Skandal um Auslandskonten in Frankreich: Hollande in Erklärungsnot

Frankreichs ehemaliger Haushaltsminister Cahuzac belog die Öffentlichkeit monatelang – jetzt hat Präsident Hollande in der Affäre um die Auslandskonten seines einstigen Gefolgsmannes viel zu erklären. Wie viel wusste er wirklich?

François Hollande hat „vor Zorn“ gebebt. Frankreichs Präsident sei „außer sich vor Wut“ gewesen, hieß es im Élysée-Palast. Der Grund: Am Dienstag hatte der frühere Haushaltsminister Jérôme Cahuzac vor der Justiz zugegeben, doch über illegale Konten in der Schweiz und in Singapur zu verfügen. Zuvor hatte Cahuzac monatelang die Existenz solcher Konten bestritten – in der Öffentlichkeit, vor dem Parlament, in der Regierung und „Auge in Auge“ mit dem Präsidenten, wie berichtet wurde.

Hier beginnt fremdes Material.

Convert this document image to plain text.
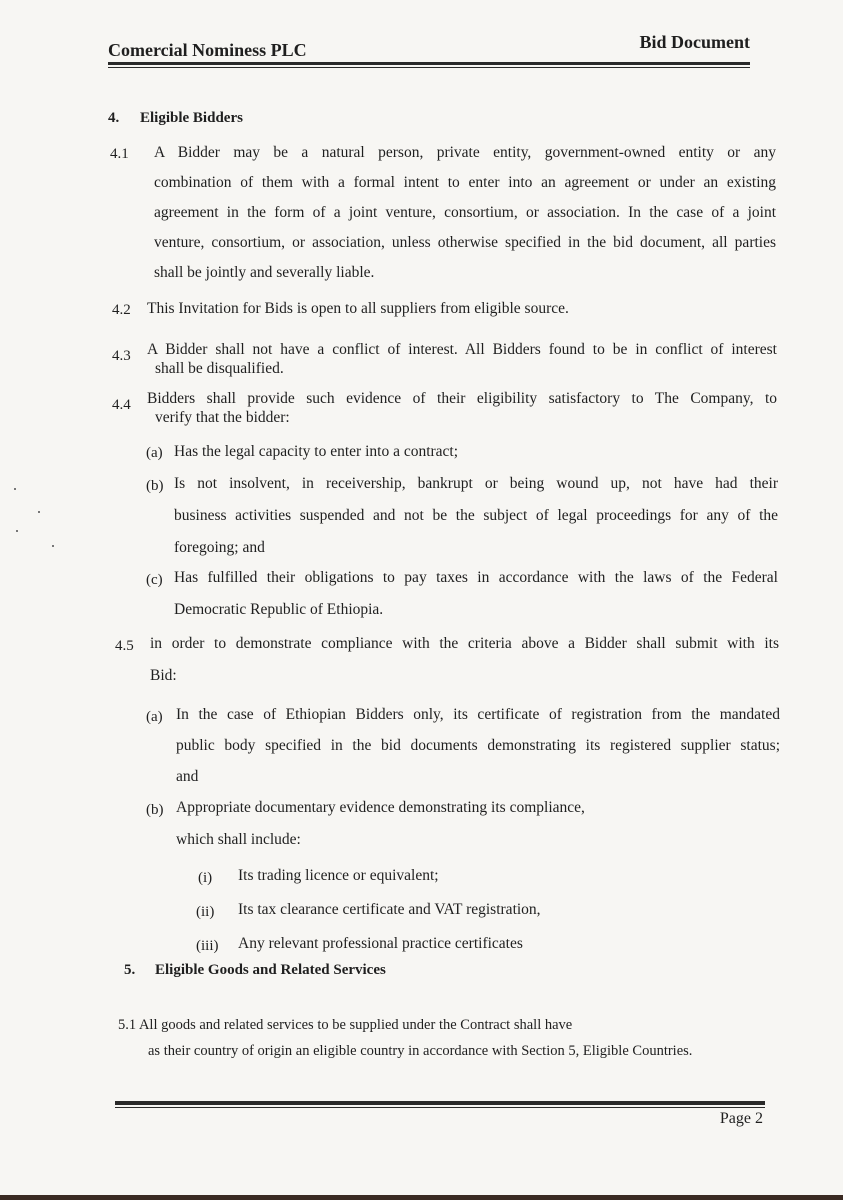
Comercial Nominess PLC	Bid Document
4. Eligible Bidders
4.1 A Bidder may be a natural person, private entity, government-owned entity or any
combination of them with a formal intent to enter into an agreement or under an existing
agreement in the form of a joint venture, consortium, or association. In the case of a joint
venture, consortium, or association, unless otherwise specified in the bid document, all parties
shall be jointly and severally liable.
4.2 This Invitation for Bids is open to all suppliers from eligible source.
4.3 A Bidder shall not have a conflict of interest. All Bidders found to be in conflict of interest
shall be disqualified.
4.4 Bidders shall provide such evidence of their eligibility satisfactory to The Company, to
verify that the bidder:
(a) Has the legal capacity to enter into a contract;
(b) Is not insolvent, in receivership, bankrupt or being wound up, not have had their
business activities suspended and not be the subject of legal proceedings for any of the
foregoing; and
(c) Has fulfilled their obligations to pay taxes in accordance with the laws of the Federal
Democratic Republic of Ethiopia.
4.5 in order to demonstrate compliance with the criteria above a Bidder shall submit with its
Bid:
(a) In the case of Ethiopian Bidders only, its certificate of registration from the mandated
public body specified in the bid documents demonstrating its registered supplier status;
and
(b) Appropriate documentary evidence demonstrating its compliance,
which shall include:
(i) Its trading licence or equivalent;
(ii) Its tax clearance certificate and VAT registration,
(iii) Any relevant professional practice certificates
5. Eligible Goods and Related Services
5.1 All goods and related services to be supplied under the Contract shall have
as their country of origin an eligible country in accordance with Section 5, Eligible Countries.
Page 2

Cahuzac war bereits vor zwei Wochen nach der Einleitung einer richterlichen Voruntersuchung von seinem Amt als Haushaltsminister zurückgetreten. Bis dahin hatte er als oberster Steuereintreiber als eine der wichtigsten Stützen Hollandes gegolten.

Der Skandal, den Cahuzac mit seinem Vertrauensbruch anrichtete, hat Hollande gerade noch gefehlt. Denn schließlich ist der Präsident in seiner Handlungsfähigkeit durch die wirtschaftliche Krise schon geschwächt genug. Noch am Dienstagabend musste Premierminister Jean-Marc Ayrault im Fernsehen bohrenden Fragen entgegentreten, ob Cahuzac protegiert wurde und wieso die Regierung seinen Behauptungen Glauben geschenkt habe.

Ayraults Erklärungsversuche blieben aber erfolglos. Und so nahm sich Hollande, bevor er zum Staatsbesuch nach Marokko aufbrach, am Mittwoch selbst noch die Zeit zu einer Fernseherklärung, um die vor allem von der Opposition vorgetragenen Zweifel an der Rolle der Regierung zu beseitigen. Cahuzac habe die „höchsten Autoritäten“ des Staates herausgefordert, sagte Hollande. „Ich versichere, dass er keinen anderen Schutz genossen hat als den der Unschuldsvermutung“, erklärte er. Cahuzac habe einen „unverzeihlichen moralischen Fehler“ begangen. Nun sei es an der Justiz, „in aller Unabhängigkeit“ die Konsequenzen zu ziehen.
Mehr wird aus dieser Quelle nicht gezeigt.